Всю первую неделю президент спорил с прессой из-за того, сколько должно быть приглашенных на его инаугурацию. («Самая большая инаугурационная аудитория!» – объявил пресс-офис.) Фигляр, думал О’Салливан. Идиот, влезший на должность благодаря электорату, отравленному «Фокс Ньюз». Оставалось только молиться, чтобы к концу президентского срока планы Трампа сорвали его же советники и он не достиг всего, что обещал во время агитационных поездок по стране в 2016 году.
Сын медсестры и телефонного монтера, уроженец Лонг-Айленда, Дэн О’Салливан вырос вдалеке от золотой башни Трампа на Манхэттене. Он гордился своим статусом синего воротничка. Его двоюродного прадедушку, Сайка Куилла, который в 1934 году стал сооснователем Союза транспортных рабочих Америки в Нью-Йорке и имел связи с коммунистической партией, называли Красным Майком. В день рождения сестры отец О’Салливана бастовал вместе со своими товарищами по профсоюзу рабочих связи.

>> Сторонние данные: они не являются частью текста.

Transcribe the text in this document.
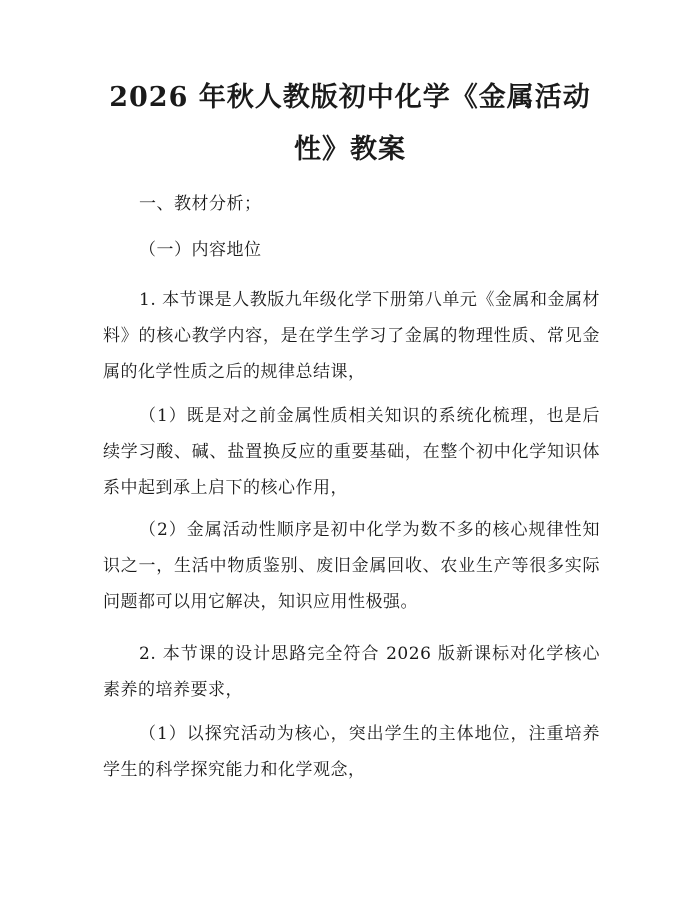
2026 年秋人教版初中化学《金属活动性》教案

一、教材分析；

（一）内容地位

1. 本节课是人教版九年级化学下册第八单元《金属和金属材料》的核心教学内容，是在学生学习了金属的物理性质、常见金属的化学性质之后的规律总结课，

（1）既是对之前金属性质相关知识的系统化梳理，也是后续学习酸、碱、盐置换反应的重要基础，在整个初中化学知识体系中起到承上启下的核心作用，

（2）金属活动性顺序是初中化学为数不多的核心规律性知识之一，生活中物质鉴别、废旧金属回收、农业生产等很多实际问题都可以用它解决，知识应用性极强。

2. 本节课的设计思路完全符合 2026 版新课标对化学核心素养的培养要求，

（1）以探究活动为核心，突出学生的主体地位，注重培养学生的科学探究能力和化学观念，
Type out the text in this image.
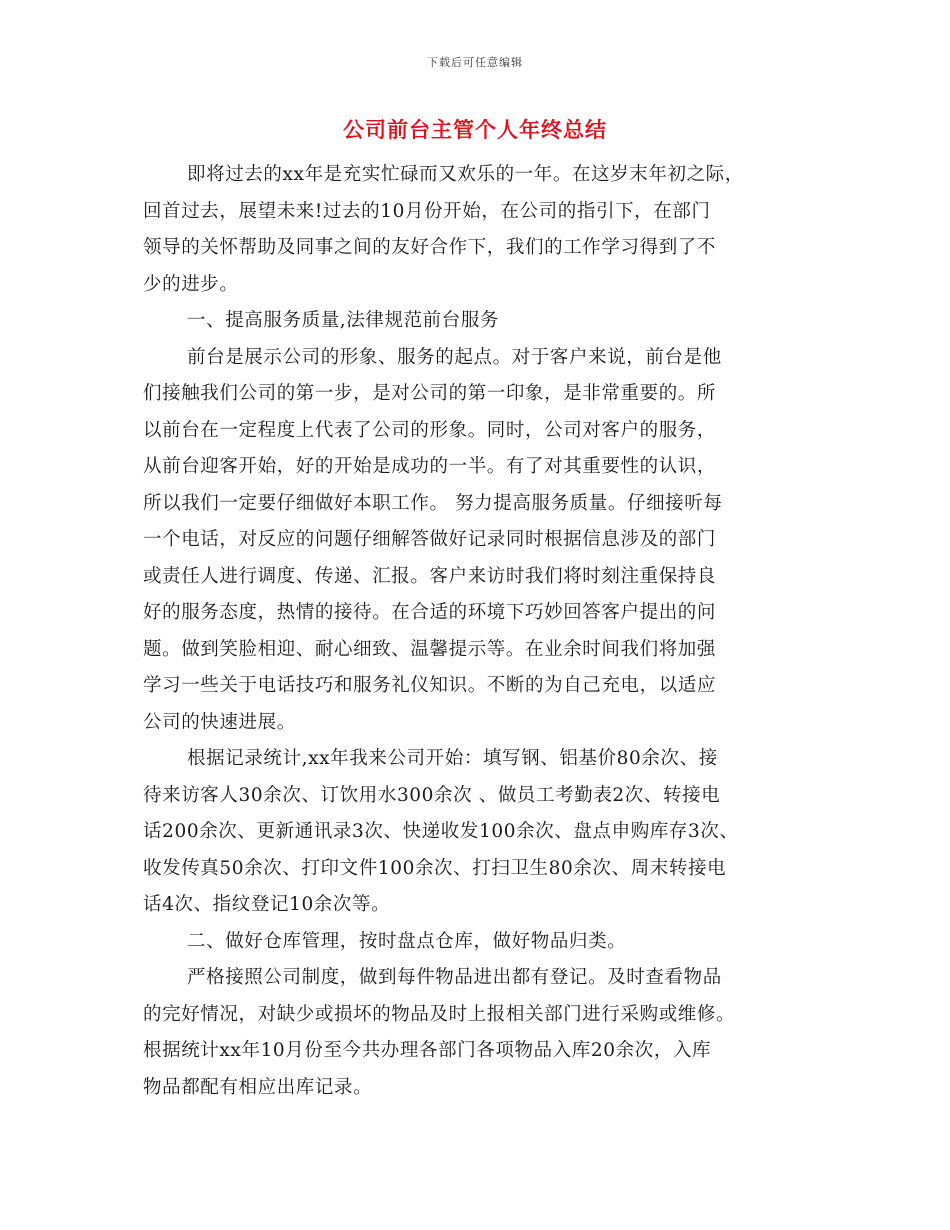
下载后可任意编辑
公司前台主管个人年终总结
即将过去的xx年是充实忙碌而又欢乐的一年。在这岁末年初之际，
回首过去，展望未来!过去的10月份开始，在公司的指引下，在部门
领导的关怀帮助及同事之间的友好合作下，我们的工作学习得到了不
少的进步。
一、提高服务质量,法律规范前台服务
前台是展示公司的形象、服务的起点。对于客户来说，前台是他
们接触我们公司的第一步，是对公司的第一印象，是非常重要的。所
以前台在一定程度上代表了公司的形象。同时，公司对客户的服务，
从前台迎客开始，好的开始是成功的一半。有了对其重要性的认识，
所以我们一定要仔细做好本职工作。 努力提高服务质量。仔细接听每
一个电话，对反应的问题仔细解答做好记录同时根据信息涉及的部门
或责任人进行调度、传递、汇报。客户来访时我们将时刻注重保持良
好的服务态度，热情的接待。在合适的环境下巧妙回答客户提出的问
题。做到笑脸相迎、耐心细致、温馨提示等。在业余时间我们将加强
学习一些关于电话技巧和服务礼仪知识。不断的为自己充电，以适应
公司的快速进展。
根据记录统计,xx年我来公司开始：填写钢、铝基价80余次、接
待来访客人30余次、订饮用水300余次 、做员工考勤表2次、转接电
话200余次、更新通讯录3次、快递收发100余次、盘点申购库存3次、
收发传真50余次、打印文件100余次、打扫卫生80余次、周末转接电
话4次、指纹登记10余次等。
二、做好仓库管理，按时盘点仓库，做好物品归类。
严格接照公司制度，做到每件物品进出都有登记。及时查看物品
的完好情况，对缺少或损坏的物品及时上报相关部门进行采购或维修。
根据统计xx年10月份至今共办理各部门各项物品入库20余次，入库
物品都配有相应出库记录。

Поучившись в школах на Лонг-Айленде и в Мэне, Дэн О’Салливан оказался в Чикаго, в месте, которое ему нравилось, но о котором он мало что знал. Юноша ростом 190 сантиметров и весом в 100 килограммов больше напоминал линейного из футбольного клуба «Чикаго Беарз», чем линейного монтера из компании «Белл Атлантик»[78], как его отец. Дэн быстро освоил чикагский акцент и благодаря носовым гласным мог легко сойти за местного.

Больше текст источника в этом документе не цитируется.